Blog do Helder Moura É indubitável que João Azevedo teve como principal força motriz em sua eleição o apoio explícito do governo do Est...

Blog do Helder Moura
É indubitável que João Azevedo teve como principal força motriz em sua eleição o apoio explícito do governo do Estado. Verdade? Mais ou menos. Se bastasse ser apoiado por Ricardo Coutinho para garantir a eleição, o ainda governador poderia ter indicado outro nome, como, por exemplo, Waldson de Sousa, com quem se identifica muito mais. Até fisicamente…
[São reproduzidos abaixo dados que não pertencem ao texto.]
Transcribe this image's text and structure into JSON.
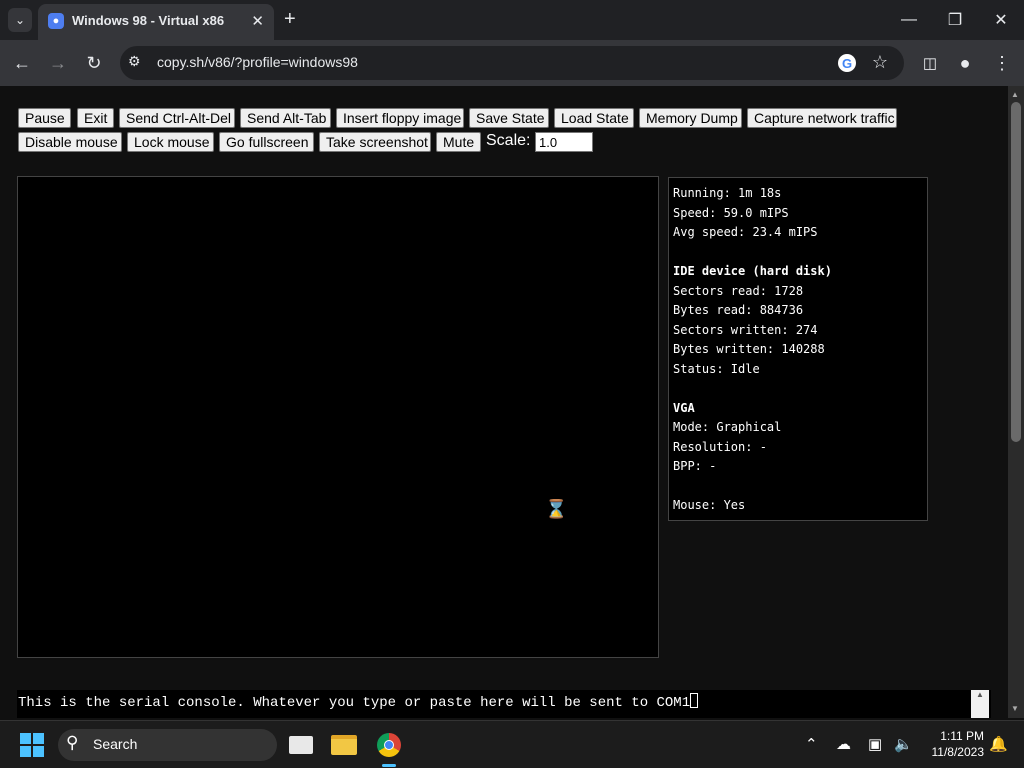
{
  "browser": {
    "tab_title": "Windows 98 - Virtual x86",
    "url": "copy.sh/v86/?profile=windows98"
  },
  "controls": {
    "row1": [
      "Pause",
      "Exit",
      "Send Ctrl-Alt-Del",
      "Send Alt-Tab",
      "Insert floppy image",
      "Save State",
      "Load State",
      "Memory Dump",
      "Capture network traffic"
    ],
    "row2": [
      "Disable mouse",
      "Lock mouse",
      "Go fullscreen",
      "Take screenshot",
      "Mute"
    ],
    "scale_label": "Scale:",
    "scale_value": "1.0"
  },
  "info": {
    "running": "Running: 1m 18s",
    "speed": "Speed: 59.0 mIPS",
    "avg_speed": "Avg speed: 23.4 mIPS",
    "ide_header": "IDE device (hard disk)",
    "sectors_read": "Sectors read: 1728",
    "bytes_read": "Bytes read: 884736",
    "sectors_written": "Sectors written: 274",
    "bytes_written": "Bytes written: 140288",
    "status": "Status: Idle",
    "vga_header": "VGA",
    "mode": "Mode: Graphical",
    "resolution": "Resolution: -",
    "bpp": "BPP: -",
    "mouse": "Mouse: Yes"
  },
  "serial": {
    "text": "This is the serial console. Whatever you type or paste here will be sent to COM1"
  },
  "taskbar": {
    "search_label": "Search",
    "time": "1:11 PM",
    "date": "11/8/2023"
  },
  "colors": {
    "page_bg": "#101010",
    "chrome_dark": "#202124",
    "chrome_toolbar": "#35363a",
    "taskbar_accent": "#4cc2ff"
  }
}
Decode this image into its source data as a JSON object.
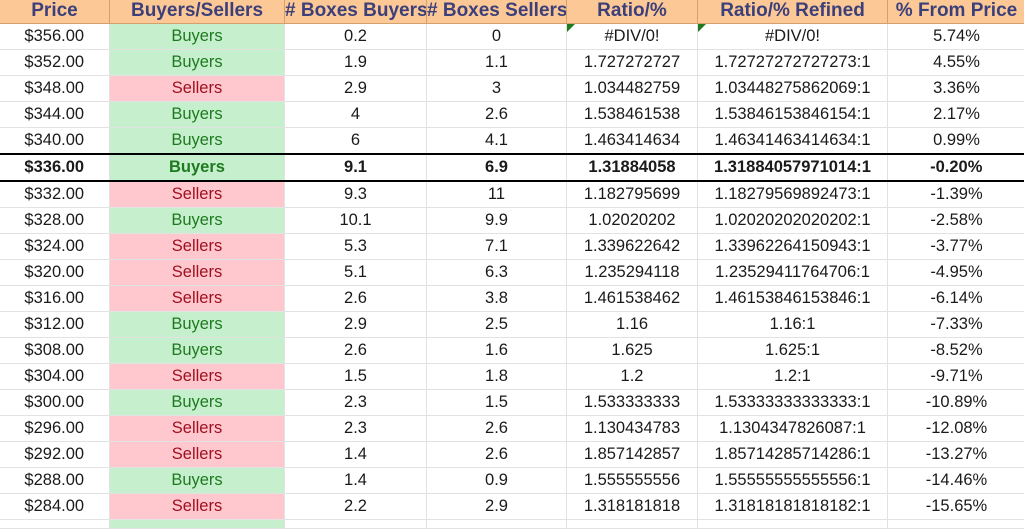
{
  "columns": [
    "Price",
    "Buyers/Sellers",
    "# Boxes Buyers",
    "# Boxes Sellers",
    "Ratio/%",
    "Ratio/% Refined",
    "% From Price"
  ],
  "rows": [
    {
      "price": "$356.00",
      "side": "Buyers",
      "boxes_buyers": "0.2",
      "boxes_sellers": "0",
      "ratio": "#DIV/0!",
      "refined": "#DIV/0!",
      "from_price": "5.74%",
      "error_flag": true
    },
    {
      "price": "$352.00",
      "side": "Buyers",
      "boxes_buyers": "1.9",
      "boxes_sellers": "1.1",
      "ratio": "1.727272727",
      "refined": "1.72727272727273:1",
      "from_price": "4.55%"
    },
    {
      "price": "$348.00",
      "side": "Sellers",
      "boxes_buyers": "2.9",
      "boxes_sellers": "3",
      "ratio": "1.034482759",
      "refined": "1.03448275862069:1",
      "from_price": "3.36%"
    },
    {
      "price": "$344.00",
      "side": "Buyers",
      "boxes_buyers": "4",
      "boxes_sellers": "2.6",
      "ratio": "1.538461538",
      "refined": "1.53846153846154:1",
      "from_price": "2.17%"
    },
    {
      "price": "$340.00",
      "side": "Buyers",
      "boxes_buyers": "6",
      "boxes_sellers": "4.1",
      "ratio": "1.463414634",
      "refined": "1.46341463414634:1",
      "from_price": "0.99%"
    },
    {
      "price": "$336.00",
      "side": "Buyers",
      "boxes_buyers": "9.1",
      "boxes_sellers": "6.9",
      "ratio": "1.31884058",
      "refined": "1.31884057971014:1",
      "from_price": "-0.20%",
      "current": true
    },
    {
      "price": "$332.00",
      "side": "Sellers",
      "boxes_buyers": "9.3",
      "boxes_sellers": "11",
      "ratio": "1.182795699",
      "refined": "1.18279569892473:1",
      "from_price": "-1.39%"
    },
    {
      "price": "$328.00",
      "side": "Buyers",
      "boxes_buyers": "10.1",
      "boxes_sellers": "9.9",
      "ratio": "1.02020202",
      "refined": "1.02020202020202:1",
      "from_price": "-2.58%"
    },
    {
      "price": "$324.00",
      "side": "Sellers",
      "boxes_buyers": "5.3",
      "boxes_sellers": "7.1",
      "ratio": "1.339622642",
      "refined": "1.33962264150943:1",
      "from_price": "-3.77%"
    },
    {
      "price": "$320.00",
      "side": "Sellers",
      "boxes_buyers": "5.1",
      "boxes_sellers": "6.3",
      "ratio": "1.235294118",
      "refined": "1.23529411764706:1",
      "from_price": "-4.95%"
    },
    {
      "price": "$316.00",
      "side": "Sellers",
      "boxes_buyers": "2.6",
      "boxes_sellers": "3.8",
      "ratio": "1.461538462",
      "refined": "1.46153846153846:1",
      "from_price": "-6.14%"
    },
    {
      "price": "$312.00",
      "side": "Buyers",
      "boxes_buyers": "2.9",
      "boxes_sellers": "2.5",
      "ratio": "1.16",
      "refined": "1.16:1",
      "from_price": "-7.33%"
    },
    {
      "price": "$308.00",
      "side": "Buyers",
      "boxes_buyers": "2.6",
      "boxes_sellers": "1.6",
      "ratio": "1.625",
      "refined": "1.625:1",
      "from_price": "-8.52%"
    },
    {
      "price": "$304.00",
      "side": "Sellers",
      "boxes_buyers": "1.5",
      "boxes_sellers": "1.8",
      "ratio": "1.2",
      "refined": "1.2:1",
      "from_price": "-9.71%"
    },
    {
      "price": "$300.00",
      "side": "Buyers",
      "boxes_buyers": "2.3",
      "boxes_sellers": "1.5",
      "ratio": "1.533333333",
      "refined": "1.53333333333333:1",
      "from_price": "-10.89%"
    },
    {
      "price": "$296.00",
      "side": "Sellers",
      "boxes_buyers": "2.3",
      "boxes_sellers": "2.6",
      "ratio": "1.130434783",
      "refined": "1.1304347826087:1",
      "from_price": "-12.08%"
    },
    {
      "price": "$292.00",
      "side": "Sellers",
      "boxes_buyers": "1.4",
      "boxes_sellers": "2.6",
      "ratio": "1.857142857",
      "refined": "1.85714285714286:1",
      "from_price": "-13.27%"
    },
    {
      "price": "$288.00",
      "side": "Buyers",
      "boxes_buyers": "1.4",
      "boxes_sellers": "0.9",
      "ratio": "1.555555556",
      "refined": "1.55555555555556:1",
      "from_price": "-14.46%"
    },
    {
      "price": "$284.00",
      "side": "Sellers",
      "boxes_buyers": "2.2",
      "boxes_sellers": "2.9",
      "ratio": "1.318181818",
      "refined": "1.31818181818182:1",
      "from_price": "-15.65%"
    }
  ],
  "partial_next_row_side": "Buyers",
  "colors": {
    "header_bg": "#fcc896",
    "header_text": "#3b3f7a",
    "buyers_bg": "#c6efce",
    "buyers_text": "#1e7a1e",
    "sellers_bg": "#ffc7ce",
    "sellers_text": "#a01020",
    "error_flag": "#1f7a1f"
  }
}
Por outra, se suas declarações sobre redução da violência no Estado fossem verdadeiras, então poderia ter simplesmente apoiado o secretário Cláudio Lima. A segurança foi o assunto principal dessas eleições, afinal. João foi eleito, claro, por ser candidato oficial, mas também e especialmente por ser João Azevedo, com sua biografia e seu currículo técnico. Ponto. Com outro nome, o resultado poderia ser outro.
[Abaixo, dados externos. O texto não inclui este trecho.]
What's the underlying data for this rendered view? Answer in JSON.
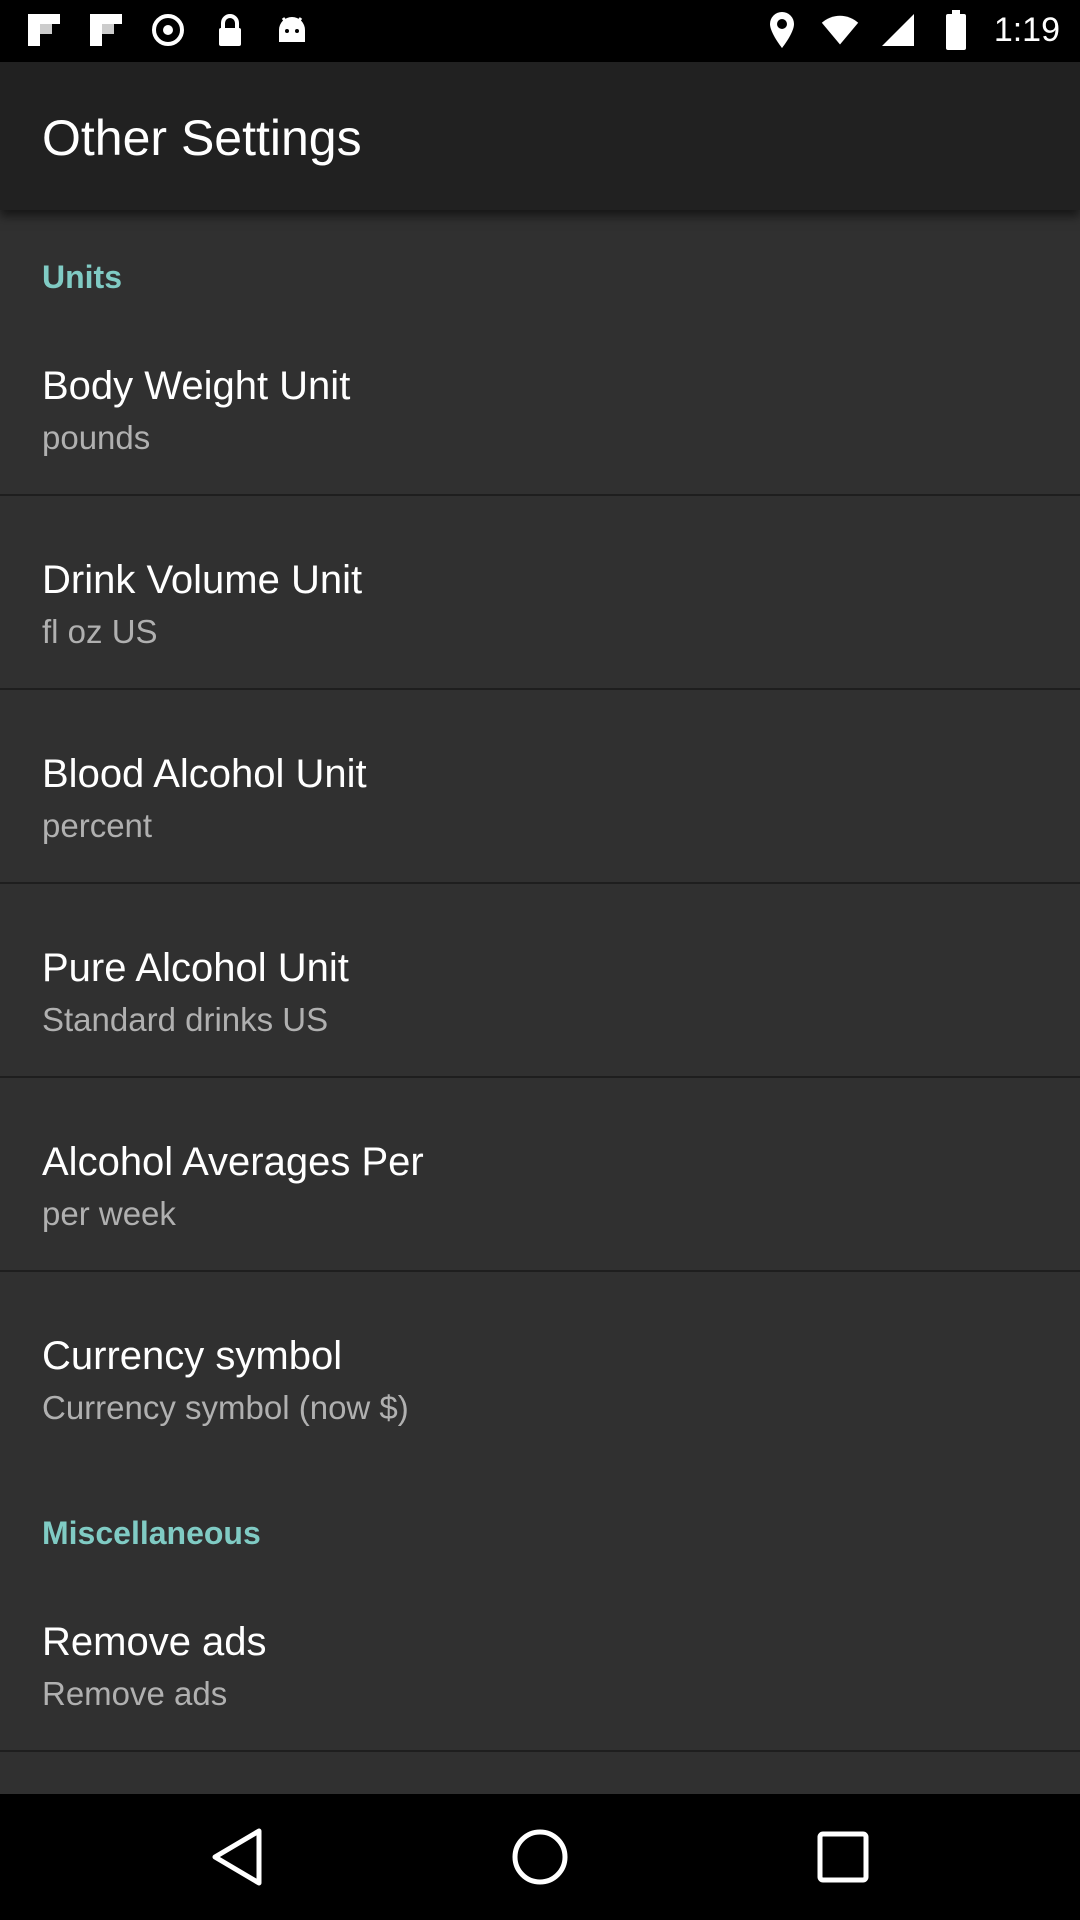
{
  "status_bar": {
    "time": "1:19",
    "left_icons": [
      "flipboard-icon",
      "flipboard-icon",
      "alarm-icon",
      "lock-icon",
      "android-icon"
    ],
    "right_icons": [
      "location-icon",
      "wifi-icon",
      "signal-icon",
      "battery-icon"
    ]
  },
  "app_bar": {
    "title": "Other Settings"
  },
  "sections": [
    {
      "header": "Units",
      "items": [
        {
          "title": "Body Weight Unit",
          "summary": "pounds"
        },
        {
          "title": "Drink Volume Unit",
          "summary": "fl oz US"
        },
        {
          "title": "Blood Alcohol Unit",
          "summary": "percent"
        },
        {
          "title": "Pure Alcohol Unit",
          "summary": "Standard drinks US"
        },
        {
          "title": "Alcohol Averages Per",
          "summary": "per week"
        },
        {
          "title": "Currency symbol",
          "summary": "Currency symbol (now $)"
        }
      ]
    },
    {
      "header": "Miscellaneous",
      "items": [
        {
          "title": "Remove ads",
          "summary": "Remove ads"
        }
      ]
    }
  ],
  "colors": {
    "background": "#303030",
    "app_bar": "#212121",
    "accent": "#80cbc4",
    "summary_text": "#b0b0b0"
  },
  "nav_bar": {
    "buttons": [
      "back-icon",
      "home-icon",
      "recents-icon"
    ]
  }
}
João deve, é claro, gratidão a Ricardo Coutinho por sua eleição. Mas, sabe que tem seus próprios méritos, e isso deverá se refletir na condução de seu futuro governo. Que deverá ter, ainda que timidamente, uma cara própria. Vai manter boa parte da equipe? É induvidoso que sim. Porém, marchará para a consolidação de sua própria marca, com as devidas cautelas. É só aguardar. João não tem vocação para poste.
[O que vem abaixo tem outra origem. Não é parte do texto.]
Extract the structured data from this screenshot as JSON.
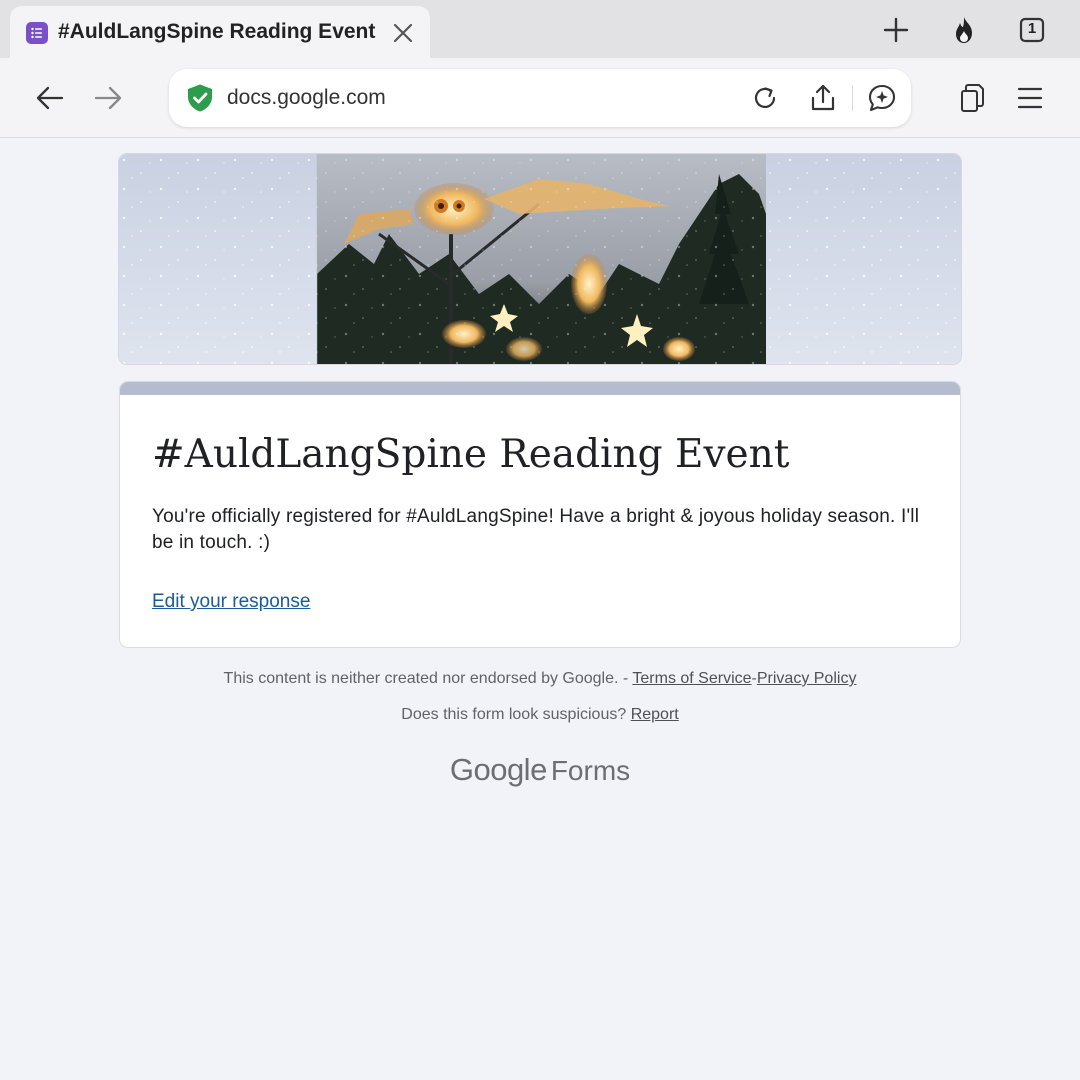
{
  "browser": {
    "tab": {
      "title": "#AuldLangSpine Reading Event",
      "favicon": "forms-list-icon",
      "favicon_color": "#7a4fc8"
    },
    "tab_count": "1",
    "toolbar_icons": [
      "back-arrow-icon",
      "forward-arrow-icon",
      "reload-icon",
      "share-icon",
      "ai-chat-icon",
      "tabs-copy-icon",
      "menu-icon"
    ],
    "address_bar": {
      "url": "docs.google.com",
      "security_icon": "green-shield-check-icon",
      "security_color": "#2e9d4b"
    }
  },
  "form": {
    "title": "#AuldLangSpine Reading Event",
    "message": "You're officially registered for #AuldLangSpine! Have a bright & joyous holiday season. I'll be in touch. :)",
    "edit_link": "Edit your response",
    "accent_color": "#b5bccd"
  },
  "footer": {
    "disclaimer": "This content is neither created nor endorsed by Google.",
    "separator": "-",
    "terms": "Terms of Service",
    "privacy": "Privacy Policy",
    "suspicious": "Does this form look suspicious?",
    "report": "Report",
    "brand_google": "Google",
    "brand_forms": "Forms"
  }
}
Há sinais, por exemplo, de que João, até pelo seu estilo cordato, dificilmente optará pelo confronto e pela retaliação a eventuais adversários, uma característica marcante do ainda governador. João, em sua biografia, não coleciona desafetos. E João é mais técnico do que político. O que facilitará a condução do Estado, num período de tantas refregas e perseguições, especialmente à Imprensa.
Ora, se até Luciano Agra, um humanista, grato e leal, foi obrigado a encontrar seus próprios caminhos, por não aceitar o tacão de um chefe autoritário, imagine João Azevedo, que, apesar de também humanista, grato e leal, ostenta um perfil para independente. Até por conhecer seus próprios méritos. E sabe que, se pretende entrar para a História, precisará ser um soldado do Estado. Não de um chefe autoritário.